Five days of fervent prayers and hoping against hope ultimately didn’t achieve anything other than the worst fears coming true: The deep-sea submersible carrying five persons to the century-old wreck of the RMS Titanic in the North Atlantic has been found in pieces following a “catastrophic implosion” that killed everyone aboard. Five major fragments of the Titan submersible, different from a submarine in that it can’t navigate on its own and has to be dropped at and retrieved from the appointed spot, were discovered on seabed 1,600 feet from the bow of the ship that was termed “unsinkable” at the start of the second decade of last century. The Titanic struck an iceberg and sank during its maiden voyage in 1912, killing more than 1,500 people aboard 640 km south of Newfoundland but the romance surrounding it lives on. The search for the missing Titan grew increasingly desperate since Thursday, when the submersible’s estimated 96-hour air supply had been expected to run out if it were still intact. Apart from Stockton Rush (the founder and chief executive officer of OceanGate, the company owning the Titan and its pilot), the other four were British billionaire and explorer Hamish Harding, 58; Pakistani-born businessman Shahzada Dawood, 48, and his 19-year-old son Suleman, both British citizens; and French oceanographer and renowned Titanic expert Paul-Henri Nargeolet, 77, who had visited the wreck dozens of times and went by the nickname of ‘Mr Titanic’. The undersea expedition to the wreck, which OceanGate has been operating since 2021, cost $250,000 per person.

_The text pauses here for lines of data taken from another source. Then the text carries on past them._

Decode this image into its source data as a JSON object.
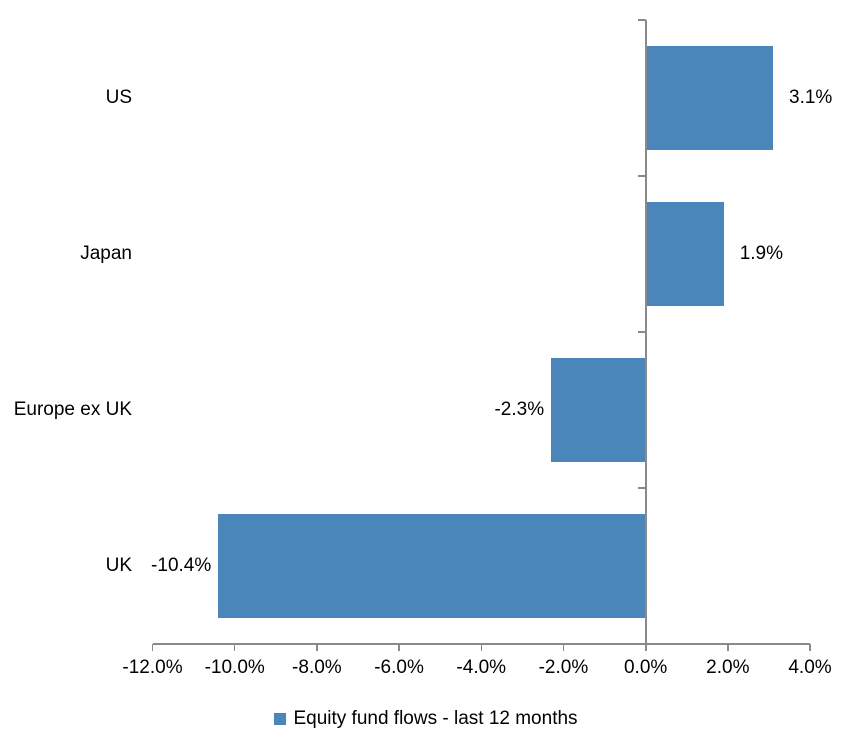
{
  "chart_data": {
    "type": "bar",
    "orientation": "horizontal",
    "title": "",
    "xlabel": "",
    "ylabel": "",
    "categories": [
      "US",
      "Japan",
      "Europe ex UK",
      "UK"
    ],
    "series": [
      {
        "name": "Equity fund flows - last 12 months",
        "values": [
          3.1,
          1.9,
          -2.3,
          -10.4
        ],
        "value_labels": [
          "3.1%",
          "1.9%",
          "-2.3%",
          "-10.4%"
        ]
      }
    ],
    "xlim": [
      -12,
      4
    ],
    "x_ticks": [
      -12,
      -10,
      -8,
      -6,
      -4,
      -2,
      0,
      2,
      4
    ],
    "x_tick_labels": [
      "-12.0%",
      "-10.0%",
      "-8.0%",
      "-6.0%",
      "-4.0%",
      "-2.0%",
      "0.0%",
      "2.0%",
      "4.0%"
    ],
    "grid": false,
    "legend_position": "bottom",
    "bar_color": "#4B86BA",
    "axis_color": "#8A8A8A",
    "text_color": "#000000"
  }
}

Mystery shrouds the implosion’s timing when Titan met its fate. During the five-day searches, sonar buoys had been deployed without detecting any loud, violent noise that would characterise the implosion. However, the US Navy said that an analysis of its own acoustic data had detected “an anomaly consistent with an implosion or explosion” near the submersible’s location. To this, filmmaker James Cameron, who directed the Oscar-winning movie Titanic and has himself ventured many times to the wreck in submersibles, said he learned of the acoustic findings within a day and “knew what it meant”. It’s pertinent for the industry to draw exigent lessons from this tragedy, which must now look inwards and scale up the culture of safety and accountability. Calls must be raised for additional safety regulations, though industry experts say any new measures may be impossible to enforce given the international nature of the business. They also cite as a reason the murky regulations on waters for deep-sea exploration, comparing the submersible operation with that of the time when aviation was in its infancy period. Moreover, experts say the Titan tragedy was an outlier, given that its maker opted against certifying the vessel, thus defying convention. Sombre as the thought may be, there is a small consolation: The five explorers perished doing, with a distinct spirit of adventure, just what they loved.